Post date: Nov 8, 2016 12:50:03 AM
Melissa Wilson Sayres gave a very interesting talk today about sex chromosome evolution in UCLA’s Human Genetics seminar series. In her introduction, she mentioned that while mammalian Y chromosomes are much smaller than the X chromosome, this isn’t a universal feature of Y chromosomes, as the papaya Y chromosome is actually larger than the X. This struck me as really interesting! What does this tell us about Y chromosome evolution?
As background, the reason the Y chromosome is thought to be smaller than the X is that clonal inheritance of the Y means recombination can't act to remove harmful mutations. So while we started with a Y chromosome that was mostly identical to the X, over time deletions accumulated to give us our tiny Y. But deletions aren’t the only form of mutation that clonal inheritance permits. Insertions, such as transposon insertions, should also profit, which apparently has led to the large papaya Y. Why has the balance been so biased towards deletion for the mammalian Y?

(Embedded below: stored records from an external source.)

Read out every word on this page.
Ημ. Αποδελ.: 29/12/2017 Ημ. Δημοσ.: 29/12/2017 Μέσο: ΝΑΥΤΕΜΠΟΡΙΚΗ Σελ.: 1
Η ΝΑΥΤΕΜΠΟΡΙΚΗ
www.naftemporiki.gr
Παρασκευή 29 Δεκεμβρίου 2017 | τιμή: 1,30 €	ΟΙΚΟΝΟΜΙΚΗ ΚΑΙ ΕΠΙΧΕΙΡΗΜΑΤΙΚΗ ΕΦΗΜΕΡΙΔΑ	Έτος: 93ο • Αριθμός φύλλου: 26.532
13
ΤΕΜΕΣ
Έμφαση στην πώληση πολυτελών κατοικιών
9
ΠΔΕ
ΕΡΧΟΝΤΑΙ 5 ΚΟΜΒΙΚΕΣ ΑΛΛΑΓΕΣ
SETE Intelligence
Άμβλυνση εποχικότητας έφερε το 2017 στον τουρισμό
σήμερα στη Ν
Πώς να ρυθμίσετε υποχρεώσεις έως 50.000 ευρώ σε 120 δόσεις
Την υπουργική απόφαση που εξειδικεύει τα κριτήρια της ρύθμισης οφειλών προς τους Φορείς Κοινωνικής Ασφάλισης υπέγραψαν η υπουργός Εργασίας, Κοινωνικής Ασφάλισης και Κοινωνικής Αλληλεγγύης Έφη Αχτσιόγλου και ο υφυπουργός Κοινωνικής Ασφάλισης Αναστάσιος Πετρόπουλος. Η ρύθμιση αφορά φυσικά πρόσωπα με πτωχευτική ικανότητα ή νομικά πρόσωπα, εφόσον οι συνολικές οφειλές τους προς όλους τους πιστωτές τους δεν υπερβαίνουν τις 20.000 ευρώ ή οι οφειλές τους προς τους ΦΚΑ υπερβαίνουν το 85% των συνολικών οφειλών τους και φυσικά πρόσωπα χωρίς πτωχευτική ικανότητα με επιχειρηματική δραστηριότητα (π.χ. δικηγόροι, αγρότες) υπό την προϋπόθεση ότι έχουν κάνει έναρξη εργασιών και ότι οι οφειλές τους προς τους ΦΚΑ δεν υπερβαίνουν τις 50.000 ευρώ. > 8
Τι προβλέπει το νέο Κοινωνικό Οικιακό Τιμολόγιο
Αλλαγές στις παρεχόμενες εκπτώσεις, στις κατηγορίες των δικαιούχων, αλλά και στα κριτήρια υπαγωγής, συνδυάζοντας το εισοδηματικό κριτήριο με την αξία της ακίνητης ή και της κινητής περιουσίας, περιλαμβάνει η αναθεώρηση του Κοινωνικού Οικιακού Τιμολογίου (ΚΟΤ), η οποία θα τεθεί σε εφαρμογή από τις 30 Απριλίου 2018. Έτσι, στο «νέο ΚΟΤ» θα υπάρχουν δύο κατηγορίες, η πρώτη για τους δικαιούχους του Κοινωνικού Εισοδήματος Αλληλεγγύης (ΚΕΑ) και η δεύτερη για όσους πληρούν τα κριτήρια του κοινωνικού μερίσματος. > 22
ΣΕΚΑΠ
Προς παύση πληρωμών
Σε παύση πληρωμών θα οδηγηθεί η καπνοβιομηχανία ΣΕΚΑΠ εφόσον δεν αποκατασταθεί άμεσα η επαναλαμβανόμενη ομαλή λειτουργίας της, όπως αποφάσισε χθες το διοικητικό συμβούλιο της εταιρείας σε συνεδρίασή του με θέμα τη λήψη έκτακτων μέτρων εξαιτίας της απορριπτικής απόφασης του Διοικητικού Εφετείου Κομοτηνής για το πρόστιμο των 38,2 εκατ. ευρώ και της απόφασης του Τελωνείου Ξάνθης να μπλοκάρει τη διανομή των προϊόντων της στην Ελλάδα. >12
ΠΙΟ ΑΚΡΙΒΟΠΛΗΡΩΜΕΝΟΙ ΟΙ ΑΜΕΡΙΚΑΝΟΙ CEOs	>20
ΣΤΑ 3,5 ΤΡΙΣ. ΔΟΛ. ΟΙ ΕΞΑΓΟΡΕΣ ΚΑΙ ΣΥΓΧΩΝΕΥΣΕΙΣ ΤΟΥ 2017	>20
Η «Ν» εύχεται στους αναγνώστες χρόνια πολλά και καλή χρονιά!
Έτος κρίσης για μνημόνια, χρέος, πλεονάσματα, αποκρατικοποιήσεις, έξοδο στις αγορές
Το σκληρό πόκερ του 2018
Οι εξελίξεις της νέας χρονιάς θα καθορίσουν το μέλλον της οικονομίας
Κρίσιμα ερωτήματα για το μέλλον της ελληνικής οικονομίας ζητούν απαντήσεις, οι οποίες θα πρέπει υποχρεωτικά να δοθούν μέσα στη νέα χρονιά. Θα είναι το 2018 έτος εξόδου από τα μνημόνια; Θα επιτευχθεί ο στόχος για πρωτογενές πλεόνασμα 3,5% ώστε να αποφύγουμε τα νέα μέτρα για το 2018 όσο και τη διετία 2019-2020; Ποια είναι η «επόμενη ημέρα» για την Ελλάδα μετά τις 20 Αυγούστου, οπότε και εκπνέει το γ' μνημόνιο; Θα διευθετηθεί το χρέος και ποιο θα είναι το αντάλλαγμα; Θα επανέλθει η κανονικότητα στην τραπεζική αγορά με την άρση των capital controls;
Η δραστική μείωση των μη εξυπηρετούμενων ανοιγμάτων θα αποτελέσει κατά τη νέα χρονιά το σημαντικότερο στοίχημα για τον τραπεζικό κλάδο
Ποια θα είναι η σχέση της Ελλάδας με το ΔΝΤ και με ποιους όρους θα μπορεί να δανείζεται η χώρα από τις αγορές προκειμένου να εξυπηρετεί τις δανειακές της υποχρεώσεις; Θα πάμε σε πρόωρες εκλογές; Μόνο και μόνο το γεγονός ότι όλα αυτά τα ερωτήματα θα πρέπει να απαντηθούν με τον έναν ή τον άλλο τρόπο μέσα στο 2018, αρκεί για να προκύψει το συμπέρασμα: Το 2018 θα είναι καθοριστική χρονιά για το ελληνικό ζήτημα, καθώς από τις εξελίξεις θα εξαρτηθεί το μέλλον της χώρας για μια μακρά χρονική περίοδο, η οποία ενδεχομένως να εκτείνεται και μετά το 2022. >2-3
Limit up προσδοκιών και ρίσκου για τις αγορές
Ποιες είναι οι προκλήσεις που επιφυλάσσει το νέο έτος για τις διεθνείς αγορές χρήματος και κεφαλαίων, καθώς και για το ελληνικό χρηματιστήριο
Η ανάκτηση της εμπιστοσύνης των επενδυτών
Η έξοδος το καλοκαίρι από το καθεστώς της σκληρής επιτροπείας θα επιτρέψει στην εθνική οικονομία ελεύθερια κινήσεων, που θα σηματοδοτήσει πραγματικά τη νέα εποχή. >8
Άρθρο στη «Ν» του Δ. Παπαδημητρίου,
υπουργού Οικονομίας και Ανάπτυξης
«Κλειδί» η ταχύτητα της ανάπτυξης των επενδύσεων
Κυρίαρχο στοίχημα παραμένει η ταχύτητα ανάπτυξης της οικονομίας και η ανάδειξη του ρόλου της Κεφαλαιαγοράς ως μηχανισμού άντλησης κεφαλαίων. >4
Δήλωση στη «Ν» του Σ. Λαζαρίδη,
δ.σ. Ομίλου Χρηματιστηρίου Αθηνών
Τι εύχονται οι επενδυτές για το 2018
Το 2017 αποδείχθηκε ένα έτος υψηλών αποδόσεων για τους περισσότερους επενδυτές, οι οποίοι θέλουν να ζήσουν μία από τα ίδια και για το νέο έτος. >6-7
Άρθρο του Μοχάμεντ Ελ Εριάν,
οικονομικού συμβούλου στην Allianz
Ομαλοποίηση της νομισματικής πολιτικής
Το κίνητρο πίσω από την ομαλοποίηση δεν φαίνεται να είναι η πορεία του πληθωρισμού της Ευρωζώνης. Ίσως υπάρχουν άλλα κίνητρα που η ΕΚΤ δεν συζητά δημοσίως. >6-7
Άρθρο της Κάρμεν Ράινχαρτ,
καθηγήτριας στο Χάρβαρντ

My first thought was that there could be a selective advantage for smaller Y chromosomes - perhaps sperm with a small Y would be less heavy, and thus could swim faster to inseminate eggs. But it turns out that birds, in which female are the heterogametic sex, also have a tiny W chromosome (their female equivalant of the Y). So that theory doesn’t really hold up (leaving aside the question of whether a smaller Y really makes sperm that much lighter) (Hat tip to Alejandro Burga).
So now I’m thinking that maybe this has to do with the evolution of dosage compensation. Dosage compensation exists to ensure that genes on the X have similar expression levels in both sexes, despite being in one copy in XY males and two copies in XX females. Early in the evolution of sex chromosomes, dosage compensation doesn’t exist. Once recombination is lost and genes on the Y start accumulating loss-of-function mutations, chromosome-wide dosage compensation is eventually necessitated. In mammals, this works through reducing female X chromosome gene expression by half. However, at the time that dosage compensation comes into existence, perhaps there are still functional X-like genes on the degraded Y. For these genes, expression will be twice as high in XY males compared to XX females. What’s the fastest way to fix this problem? Large deletions.
In any case, I don’t know if this is already well understood, but it was fun to think about, and a fun talk! I’d love to hear the thoughts of any sex chromosome evolution experts out there.